Chapter 1: Page 8: Line 23

 "'Twas not too many years before the War,— what we were doing out in that Country together was brave, scientifick beyond my understanding, and ultimately meaningless,— we were putting a line straight through the heart of the Wilderness, eight yards wide and due west, in order to separate two Proprietorships, granted when the World was yet feudal and but eight years later to be nullified by the War for Independence."

* * * * * * * * * *

Line 23 Vulgarized:
"Not too long before the Revolutionary War, the group of us headed out into the wilderness to engage in scientific surveying which I, a humble religious man, could not comprehend. We were drawing a perfectly straight border, from east to west, through the country, eight yards wide, to ultimately end a British border dispute between the colonies of Maryland and Pennsylvania. The Proprietorships overlapped in the original descriptions of their land holdings (along with three counties in Delaware owned by the Penn family) which resulted in some lawsuits. Eventually the border was renegotiated and Mason and Dixon were hired to lay it out and mark it with crownstones."

Subtext:
It's possible the eight-yard-wide line represents the gulf separating the Proprietorships of 1786 and 1990. In a way, what nearly any man does, whether brave or cowardly or scientific or religious, ultimately becomes meaningless in the yawning expanse of time and history. In the end, all mankind's efforts at civilization is an eight-yard-wide line through the wilderness that will eventually simply be overgrown when man ignores the required maintenance simply because he's turned his gaze toward something else.
    Cherrycoke's confession that what they were doing was "beyond my understanding" is all of our confession. Do we ever know our purpose, or if we think we do, does it ultimately even matter? We wind up where we wind up due to chance and opportunity and perception and accident. We can lie to ourselves that we understand how we got there. Or we can admit, like Cherrycoke, that it's all meaningless and unknowable.
    Cherrycoke's description of their location as the Wilderness is almost certainly a reference to Jesus in the Wilderness when he was tempted by Satan. For them, they were on a scientific journey while Jesus was on a journey of faith.
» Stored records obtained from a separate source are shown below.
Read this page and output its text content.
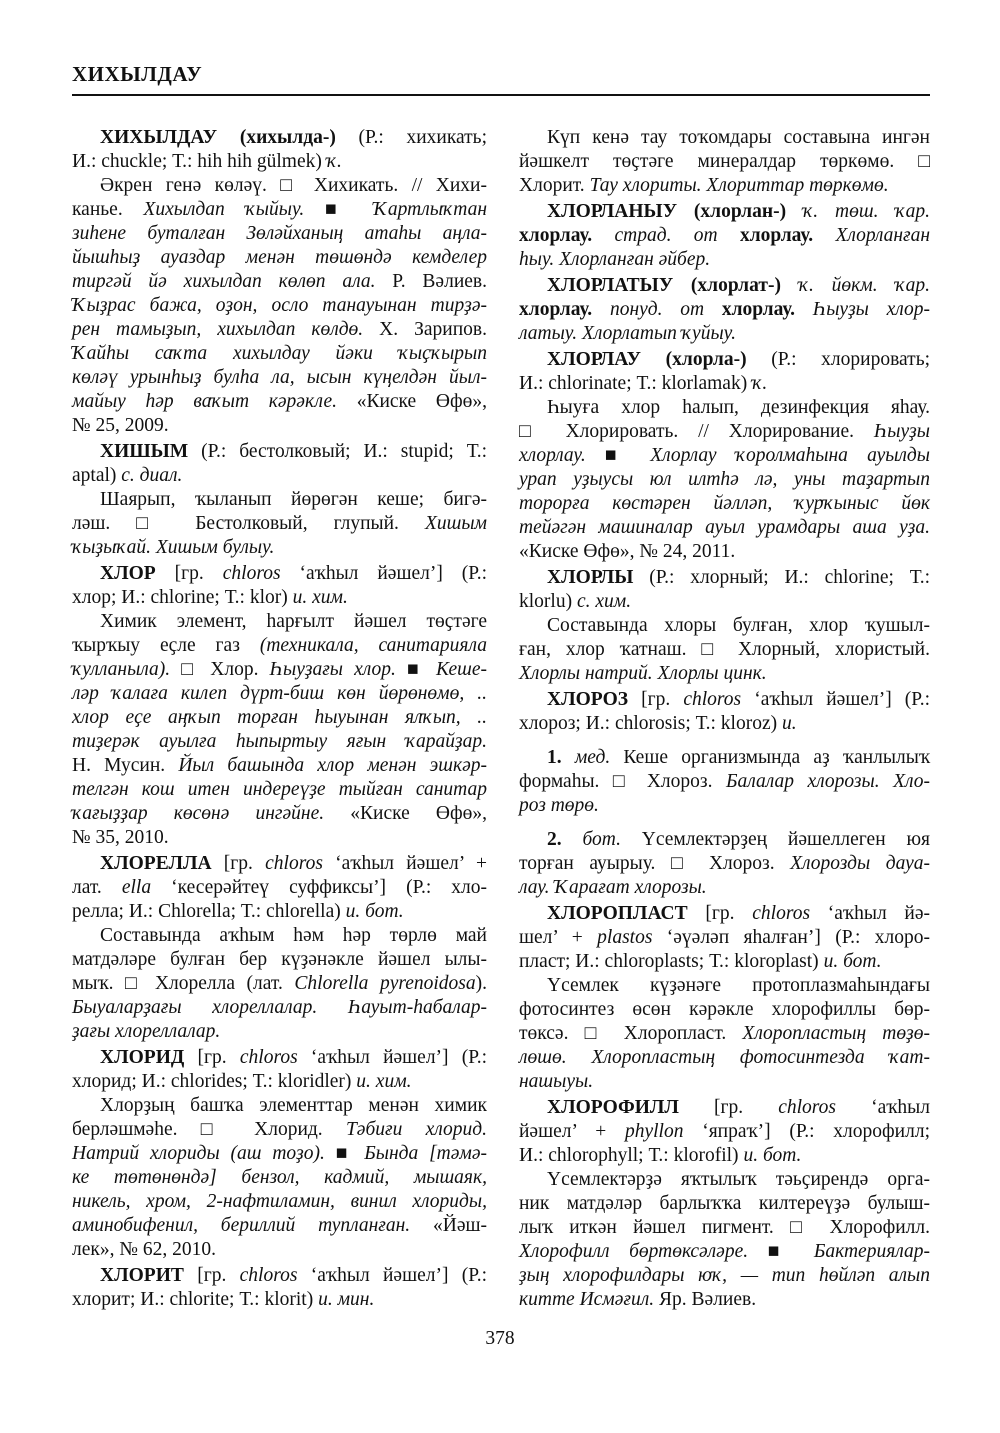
ХИХЫЛДАУ
ХИХЫЛДАУ (хихылда-) (Р.: хихикать;
И.: chuckle; Т.: hih hih gülmek) ҡ.
Әкрен генә көләү. □ Хихикать. // Хихи-
канье. Хихылдап ҡыйыу. ■ Ҡартлыҡтан
зиһене буталған Зөләйханың атаһы аңла-
йышһыҙ ауаздар менән төшөндә кемделер
тиргәй йә хихылдап көлөп ала. Р. Вәлиев.
Ҡыҙрас бажа, оҙон, осло танауынан тирҙә-
рен тамыҙып, хихылдап көлдө. Х. Зарипов.
Ҡайһы саҡта хихылдау йәки ҡыҫҡырып
көләү урынһыҙ булһа ла, ысын күңелдән йыл-
майыу һәр ваҡыт кәрәкле. «Киске Өфө»,
№ 25, 2009.
ХИШЫМ (Р.: бестолковый; И.: stupid; Т.:
aptal) с. диал.
Шаярып, ҡыланып йөрөгән кеше; бигә-
ләш. □ Бестолковый, глупый. Хишым
ҡыҙыҡай. Хишым булыу.
ХЛОР [гр. chloros ‘аҡһыл йәшел’] (Р.:
хлор; И.: chlorine; Т.: klor) и. хим.
Химик элемент, һарғылт йәшел төҫтәге
ҡырҡыу еҫле газ (техникала, санитарияла
ҡулланыла). □ Хлор. Һыуҙағы хлор. ■ Кеше-
ләр ҡалаға килеп дүрт-биш көн йөрөнөмө, ..
хлор еҫе аңҡып торған һыуынан ялҡып, ..
тиҙерәк ауылға һыпыртыу яғын ҡарайҙар.
Н. Мусин. Йыл башында хлор менән эшкәр-
телгән кош итен индереүҙе тыйған санитар
ҡағыҙҙар көсөнә ингәйне. «Киске Өфө»,
№ 35, 2010.
ХЛОРЕЛЛА [гр. chloros ‘аҡһыл йәшел’ +
лат. ella ‘кесерәйтеү суффиксы’] (Р.: хло-
релла; И.: Chlorella; Т.: chlorella) и. бот.
Составында аҡһым һәм һәр төрлө май
матдәләре булған бер күҙәнәкле йәшел ылы-
мыҡ. □ Хлорелла (лат. Chlorella pyrenoidosa).
Быуаларҙағы хлореллалар. Һауыт-һабалар-
ҙағы хлореллалар.
ХЛОРИД [гр. chloros ‘аҡһыл йәшел’] (Р.:
хлорид; И.: chlorides; Т.: kloridler) и. хим.
Хлорҙың башҡа элементтар менән химик
берләшмәһе. □ Хлорид. Тәбиғи хлорид.
Натрий хлориды (аш тоҙо). ■ Бында [тәмә-
ке төтөнөндә] бензол, кадмий, мышаяк,
никель, хром, 2-нафтиламин, винил хлориды,
аминобифенил, бериллий тупланған. «Йәш-
лек», № 62, 2010.
ХЛОРИТ [гр. chloros ‘аҡһыл йәшел’] (Р.:
хлорит; И.: chlorite; Т.: klorit) и. мин.
Күп кенә тау тоҡомдары составына ингән
йәшкелт төҫтәге минералдар төркөмө. □
Хлорит. Тау хлориты. Хлориттар төркөмө.
ХЛОРЛАНЫУ (хлорлан-) ҡ. төш. ҡар.
хлорлау. страд. от хлорлау. Хлорланған
һыу. Хлорланған әйбер.
ХЛОРЛАТЫУ (хлорлат-) ҡ. йөкм. ҡар.
хлорлау. понуд. от хлорлау. Һыуҙы хлор-
латыу. Хлорлатып ҡуйыу.
ХЛОРЛАУ (хлорла-) (Р.: хлорировать;
И.: chlorinate; Т.: klorlamak) ҡ.
Һыуға хлор һалып, дезинфекция яһау.
□ Хлорировать. // Хлорирование. Һыуҙы
хлорлау. ■ Хлорлау ҡоролмаһына ауылды
урап уҙыусы юл илтһә лә, уны таҙартып
торорға көстәрен йәлләп, ҡурҡыныс йөк
тейәгән машиналар ауыл урамдары аша уҙа.
«Киске Өфө», № 24, 2011.
ХЛОРЛЫ (Р.: хлорный; И.: chlorine; Т.:
klorlu) с. хим.
Составында хлоры булған, хлор ҡушыл-
ған, хлор ҡатнаш. □ Хлорный, хлористый.
Хлорлы натрий. Хлорлы цинк.
ХЛОРОЗ [гр. chloros ‘аҡһыл йәшел’] (Р.:
хлороз; И.: chlorosis; Т.: kloroz) и.
1. мед. Кеше организмында аҙ ҡанлылыҡ
формаһы. □ Хлороз. Балалар хлорозы. Хло-
роз төрө.
2. бот. Үсемлектәрҙең йәшеллеген юя
торған ауырыу. □ Хлороз. Хлорозды дауа-
лау. Ҡарағат хлорозы.
ХЛОРОПЛАСТ [гр. chloros ‘аҡһыл йә-
шел’ + plastos ‘әүәләп яһалған’] (Р.: хлоро-
пласт; И.: chloroplasts; Т.: kloroplast) и. бот.
Үсемлек күҙәнәге протоплазмаһындағы
фотосинтез өсөн кәрәкле хлорофиллы бөр-
төксә. □ Хлоропласт. Хлоропластың төҙө-
лөшө. Хлоропластың фотосинтезда ҡат-
нашыуы.
ХЛОРОФИЛЛ [гр. chloros ‘аҡһыл
йәшел’ + phyllon ‘япраҡ’] (Р.: хлорофилл;
И.: chlorophyll; Т.: klorofil) и. бот.
Үсемлектәрҙә яҡтылыҡ тәьҫирендә орга-
ник матдәләр барлыҡҡа килтереүҙә булыш-
лыҡ иткән йәшел пигмент. □ Хлорофилл.
Хлорофилл бөртөксәләре. ■ Бактериялар-
ҙың хлорофилдары юҡ, — тип һөйләп алып
китте Исмәғил. Яр. Вәлиев.
378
Cherrycoke might be suggesting that even the pursuit of science is a leap of faith for mankind, a journey into the unknown with the belief that they will emerge on the other side more knowledgeable, maybe more in control. They are battling ignorance just as Jesus battled temptation.
    In the previous paragraph, Cherrycoke mentions how they topped the Allegheny Ridge to look out over the meadows of Ohio Country stretched out to the Horizon. Could this be reference to the devil taking Jesus to the "exceedingly high mountain" to show him all the glory of the world? Could Cherrycoke be equating science to the devil's temptation of Jesus, leading man astray toward ultimately meaningless work? We cannot forget that the narrator of a large portion of this book is a Reverend.

I guess I should mention the fact that their work, according to Cherrycoke, was "nullified by the War for Independence" because it wasn't. The border they surveyed is still the border today, having been finished by another survey team later (because Mason & Dixon were interrupted by Native Americans) and "re-surveyed" two more times since then (I believe) with no major changes (if any. I'm not a border scholar!). So while Cherrycoke states that what they did was meaningless, and might have seemed meaningless, perhaps we're supposed to see the irony of this and realize, "Hey! What we do isn't meaningless even if it's lost in the context of time and history." Perhaps what we're looking at, in terms of meaninglessness, depends on scale. Historically, sure, most of what we do will be meaninglessness and disappear like a statue in a desert. But presently, how we treat each other, the kindnesses we show, the paths we choose to follow because of our innate curiosity and queer passions . . . those things mean everything. It's all we have and, ultimately, all we are. We're all cutting our own straight line, eight or so yards wide, through the heart of the Wilderness.